Warwick Thompson at Bloomberg (www.bloomberg.com)
That’s the concluding number of the first act, and it actually has some energy. But true to self-sabotaging form, this musical follows that song with the bizarrely unexciting postscript of Mrs. Danvers, I mean Mme. Giry, tossing the kid’s jacket down a stairwell. This is matched, in the second act climax, by what feels like the longest death scene of all time. Relax, I’m not going to tell you who dies (while gasping out a reprise of the title song). Why bother, when from beginning to end, “Love Never Dies” is its very own spoiler.
Ben Brantley at The New York Times (www.nytimes.com)

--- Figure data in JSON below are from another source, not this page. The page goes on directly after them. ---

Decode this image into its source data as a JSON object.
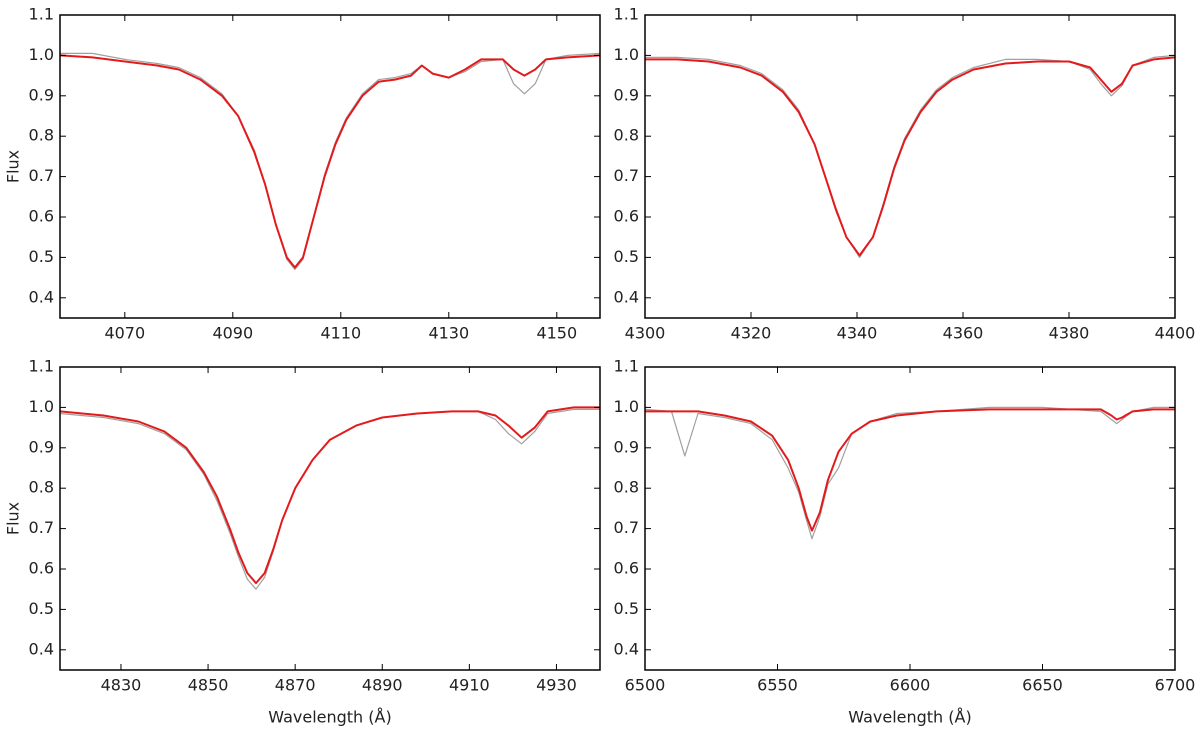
{
  "chart_data": [
    {
      "type": "line",
      "x": [
        4058,
        4064,
        4070,
        4076,
        4080,
        4084,
        4088,
        4091,
        4094,
        4096,
        4098,
        4100,
        4101.5,
        4103,
        4105,
        4107,
        4109,
        4111,
        4114,
        4117,
        4120,
        4123,
        4125,
        4127,
        4130,
        4133,
        4136,
        4140,
        4142,
        4144,
        4146,
        4148,
        4152,
        4158
      ],
      "series": [
        {
          "color": "#a0a0a0",
          "values": [
            1.005,
            1.005,
            0.99,
            0.98,
            0.97,
            0.945,
            0.905,
            0.85,
            0.765,
            0.68,
            0.58,
            0.495,
            0.47,
            0.495,
            0.6,
            0.705,
            0.785,
            0.845,
            0.905,
            0.94,
            0.945,
            0.955,
            0.975,
            0.955,
            0.945,
            0.96,
            0.985,
            0.99,
            0.93,
            0.905,
            0.93,
            0.99,
            1.0,
            1.005
          ]
        },
        {
          "color": "#e31a1c",
          "values": [
            1.0,
            0.995,
            0.985,
            0.975,
            0.965,
            0.94,
            0.9,
            0.85,
            0.76,
            0.68,
            0.58,
            0.5,
            0.475,
            0.5,
            0.6,
            0.7,
            0.78,
            0.84,
            0.9,
            0.935,
            0.94,
            0.95,
            0.975,
            0.955,
            0.945,
            0.965,
            0.99,
            0.99,
            0.965,
            0.95,
            0.965,
            0.99,
            0.995,
            1.0
          ]
        }
      ],
      "xlim": [
        4058,
        4158
      ],
      "xticks": [
        4070,
        4090,
        4110,
        4130,
        4150
      ],
      "ylim": [
        0.35,
        1.1
      ],
      "yticks": [
        0.4,
        0.5,
        0.6,
        0.7,
        0.8,
        0.9,
        {
          "value": 1,
          "label": "1.0"
        },
        1.1
      ],
      "ylabel": "Flux"
    },
    {
      "type": "line",
      "x": [
        4300,
        4306,
        4312,
        4318,
        4322,
        4326,
        4329,
        4332,
        4334,
        4336,
        4338,
        4340.5,
        4343,
        4345,
        4347,
        4349,
        4352,
        4355,
        4358,
        4362,
        4368,
        4374,
        4380,
        4384,
        4386,
        4388,
        4390,
        4392,
        4396,
        4400
      ],
      "series": [
        {
          "color": "#a0a0a0",
          "values": [
            0.995,
            0.995,
            0.99,
            0.975,
            0.955,
            0.915,
            0.865,
            0.78,
            0.7,
            0.615,
            0.55,
            0.5,
            0.55,
            0.635,
            0.725,
            0.795,
            0.865,
            0.915,
            0.945,
            0.97,
            0.99,
            0.99,
            0.985,
            0.965,
            0.93,
            0.9,
            0.925,
            0.975,
            0.995,
            1.0
          ]
        },
        {
          "color": "#e31a1c",
          "values": [
            0.99,
            0.99,
            0.985,
            0.97,
            0.95,
            0.91,
            0.86,
            0.78,
            0.7,
            0.62,
            0.55,
            0.505,
            0.55,
            0.63,
            0.72,
            0.79,
            0.86,
            0.91,
            0.94,
            0.965,
            0.98,
            0.985,
            0.985,
            0.97,
            0.94,
            0.91,
            0.93,
            0.975,
            0.99,
            0.995
          ]
        }
      ],
      "xlim": [
        4300,
        4400
      ],
      "xticks": [
        4300,
        4320,
        4340,
        4360,
        4380,
        4400
      ],
      "ylim": [
        0.35,
        1.1
      ],
      "yticks": [
        0.4,
        0.5,
        0.6,
        0.7,
        0.8,
        0.9,
        {
          "value": 1,
          "label": "1.0"
        },
        1.1
      ]
    },
    {
      "type": "line",
      "x": [
        4816,
        4826,
        4834,
        4840,
        4845,
        4849,
        4852,
        4855,
        4857,
        4859,
        4861,
        4863,
        4865,
        4867,
        4870,
        4874,
        4878,
        4884,
        4890,
        4898,
        4906,
        4912,
        4916,
        4919,
        4922,
        4925,
        4928,
        4934,
        4940
      ],
      "series": [
        {
          "color": "#a0a0a0",
          "values": [
            0.985,
            0.975,
            0.96,
            0.935,
            0.895,
            0.835,
            0.77,
            0.69,
            0.63,
            0.575,
            0.55,
            0.58,
            0.645,
            0.72,
            0.8,
            0.87,
            0.92,
            0.955,
            0.975,
            0.985,
            0.99,
            0.99,
            0.97,
            0.935,
            0.91,
            0.94,
            0.985,
            0.995,
            0.995
          ]
        },
        {
          "color": "#e31a1c",
          "values": [
            0.99,
            0.98,
            0.965,
            0.94,
            0.9,
            0.84,
            0.78,
            0.7,
            0.64,
            0.59,
            0.565,
            0.59,
            0.65,
            0.72,
            0.8,
            0.87,
            0.92,
            0.955,
            0.975,
            0.985,
            0.99,
            0.99,
            0.98,
            0.955,
            0.925,
            0.95,
            0.99,
            1.0,
            1.0
          ]
        }
      ],
      "xlim": [
        4816,
        4940
      ],
      "xticks": [
        4830,
        4850,
        4870,
        4890,
        4910,
        4930
      ],
      "ylim": [
        0.35,
        1.1
      ],
      "yticks": [
        0.4,
        0.5,
        0.6,
        0.7,
        0.8,
        0.9,
        {
          "value": 1,
          "label": "1.0"
        },
        1.1
      ],
      "xlabel": "Wavelength (Å)",
      "ylabel": "Flux"
    },
    {
      "type": "line",
      "x": [
        6500,
        6510,
        6515,
        6520,
        6530,
        6540,
        6548,
        6554,
        6558,
        6561,
        6563,
        6566,
        6569,
        6573,
        6578,
        6585,
        6595,
        6610,
        6630,
        6650,
        6672,
        6676,
        6678,
        6680,
        6684,
        6692,
        6700
      ],
      "series": [
        {
          "color": "#a0a0a0",
          "values": [
            0.995,
            0.99,
            0.88,
            0.985,
            0.975,
            0.96,
            0.92,
            0.85,
            0.79,
            0.72,
            0.675,
            0.73,
            0.81,
            0.85,
            0.935,
            0.965,
            0.985,
            0.99,
            1.0,
            1.0,
            0.99,
            0.97,
            0.96,
            0.97,
            0.99,
            1.0,
            1.0
          ]
        },
        {
          "color": "#e31a1c",
          "values": [
            0.99,
            0.99,
            0.99,
            0.99,
            0.98,
            0.965,
            0.93,
            0.87,
            0.8,
            0.73,
            0.695,
            0.74,
            0.82,
            0.89,
            0.935,
            0.965,
            0.98,
            0.99,
            0.995,
            0.995,
            0.995,
            0.98,
            0.97,
            0.975,
            0.99,
            0.995,
            0.995
          ]
        }
      ],
      "xlim": [
        6500,
        6700
      ],
      "xticks": [
        6500,
        6550,
        6600,
        6650,
        6700
      ],
      "ylim": [
        0.35,
        1.1
      ],
      "yticks": [
        0.4,
        0.5,
        0.6,
        0.7,
        0.8,
        0.9,
        {
          "value": 1,
          "label": "1.0"
        },
        1.1
      ],
      "xlabel": "Wavelength (Å)"
    }
  ]
}
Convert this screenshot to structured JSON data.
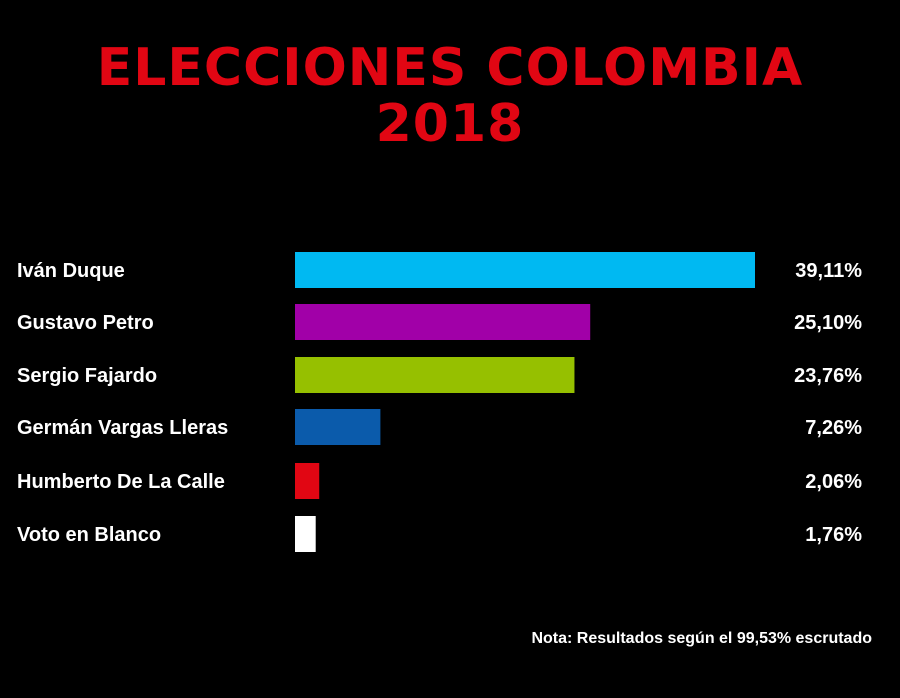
{
  "header": {
    "title_line1": "ELECCIONES COLOMBIA",
    "title_line2": "2018"
  },
  "chart_data": {
    "type": "bar",
    "orientation": "horizontal",
    "title": "ELECCIONES COLOMBIA 2018",
    "categories": [
      "Iván Duque",
      "Gustavo Petro",
      "Sergio Fajardo",
      "Germán Vargas Lleras",
      "Humberto De La Calle",
      "Voto en Blanco"
    ],
    "values": [
      39.11,
      25.1,
      23.76,
      7.26,
      2.06,
      1.76
    ],
    "value_labels": [
      "39,11%",
      "25,10%",
      "23,76%",
      "7,26%",
      "2,06%",
      "1,76%"
    ],
    "colors": [
      "#00b9f2",
      "#a100a8",
      "#96c000",
      "#0b5bab",
      "#e10613",
      "#ffffff"
    ],
    "xlim": [
      0,
      39.11
    ],
    "grid": false,
    "legend": "none"
  },
  "colors": {
    "background": "#000000",
    "title": "#e10613",
    "text": "#ffffff"
  },
  "footer": {
    "note": "Nota: Resultados según el 99,53% escrutado"
  }
}
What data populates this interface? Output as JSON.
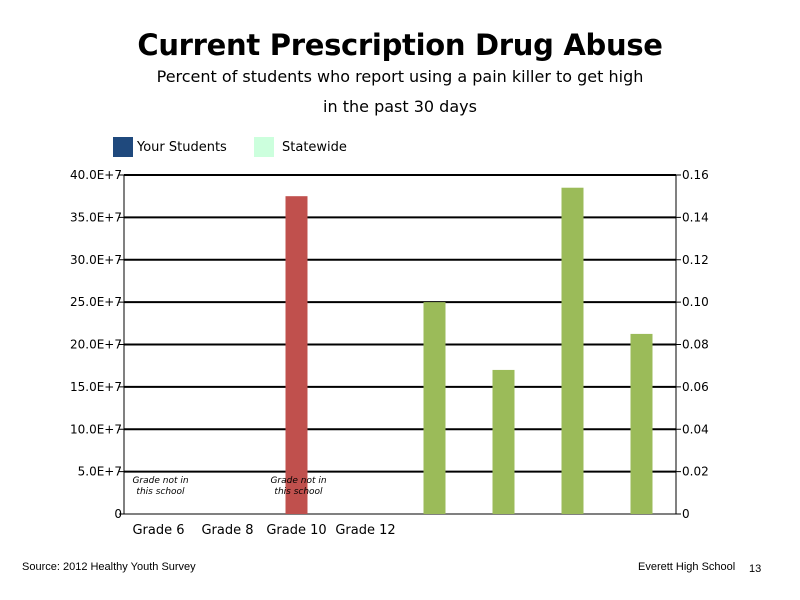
{
  "chart_data": {
    "type": "bar",
    "title": "Current Prescription Drug Abuse",
    "subtitle_line1": "Percent of students who report using a pain killer to get high",
    "subtitle_line2": "in the past 30 days",
    "categories": [
      "Grade 6",
      "Grade 8",
      "Grade 10",
      "Grade 12"
    ],
    "legend": [
      {
        "name": "Your Students",
        "color": "#1f497d"
      },
      {
        "name": "Statewide",
        "color": "#ccffdd"
      }
    ],
    "legend_position": "top-left",
    "left_axis": {
      "ylim": [
        0,
        400000000
      ],
      "ticks": [
        0,
        50000000,
        100000000,
        150000000,
        200000000,
        250000000,
        300000000,
        350000000,
        400000000
      ],
      "tick_labels": [
        "0",
        "5.0E+7",
        "10.0E+7",
        "15.0E+7",
        "20.0E+7",
        "25.0E+7",
        "30.0E+7",
        "35.0E+7",
        "40.0E+7"
      ]
    },
    "right_axis": {
      "ylim": [
        0,
        0.16
      ],
      "ticks": [
        0,
        0.02,
        0.04,
        0.06,
        0.08,
        0.1,
        0.12,
        0.14,
        0.16
      ],
      "tick_labels": [
        "0",
        "0.02",
        "0.04",
        "0.06",
        "0.08",
        "0.10",
        "0.12",
        "0.14",
        "0.16"
      ]
    },
    "grid": true,
    "left_bars": [
      {
        "category": "Grade 10",
        "value": 375000000,
        "color": "#c0504d"
      }
    ],
    "right_bars": [
      {
        "value": 0.1,
        "color": "#9bbb59"
      },
      {
        "value": 0.068,
        "color": "#9bbb59"
      },
      {
        "value": 0.154,
        "color": "#9bbb59"
      },
      {
        "value": 0.085,
        "color": "#9bbb59"
      }
    ],
    "annotations": [
      {
        "category": "Grade 6",
        "line1": "Grade not in",
        "line2": "this school"
      },
      {
        "category": "Grade 10",
        "line1": "Grade not in",
        "line2": "this school"
      }
    ]
  },
  "footer": {
    "source": "Source: 2012 Healthy Youth Survey",
    "school": "Everett High School",
    "page_number": "13"
  }
}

With director Jack O’Brien, lyricist Glenn Slater and co-librettist Ben Elton, Lloyd Webber has fashioned a deeply personal story once again of re-awakening his own talent, which in the Phantom?s case is an expression of sexual love, and meditating on the transmission of that talent from one generation to the next (from his own father, perhaps and onwards? to whom?). Expert musical supervision by Simon Lee, orchestrations by the ever crucial David Cullen, and lighting to die for by Paule Constable all contribute to this outstanding and heart-stopping occasion.
Michael Coveney at Whatsonstage (www.whatsonstage.com)
Visually, the show is stunning in places, with projections designed by Jon Driscoll. This is technology Lloyd Webber first played with in The Woman in White and here they form a large part of the backdrop, particularly in the opening sequence, during which a grey and deserted Coney Island is cleverly brought back to life.
Matthew Hemley The Stage (www.thestage.co.uk)
Phantom may be the most commercially successful entertainment ever devised. Its aficionados are legion. Love Never Dies is both an attempt to mobilise them and a risky revival of motifs and characters that the original seemed decisively to have put to bed.
Henry Hitchings for The Evening Standard (thisislondon.co.uk)
The audience, packed with stars including Sir Michael Caine, Lord Bragg, Graham Norton, Gerard Butler, Sir Terry Wogan and Chris Evans, rose to their feet and cheered as the show reached its climax. Lloyd Webber bowed and blew a kiss to the audience, and kissed those on the stage. The biggest cheers of the night were saved for Ramin Karimloo, who plays the Phantom, and Sierra Boggess, who plays Christine.
Jody Thompson by Mirror.co.uk (www.mirror.co.uk)
What is interesting is that there is usually a love/hate relationship when most shows first start. Look at Phantom of the Opera, for example. Critics were not particularly taken with it either when it first opened in 1986 but it has gone on to perform in 149 cities (in more than 25 countries), has been seen by an estimated 100 million people in a minimum of 14 languages, and has won over 50 major awards. Only time will tell but we wish Love Never Dies and all involved much success.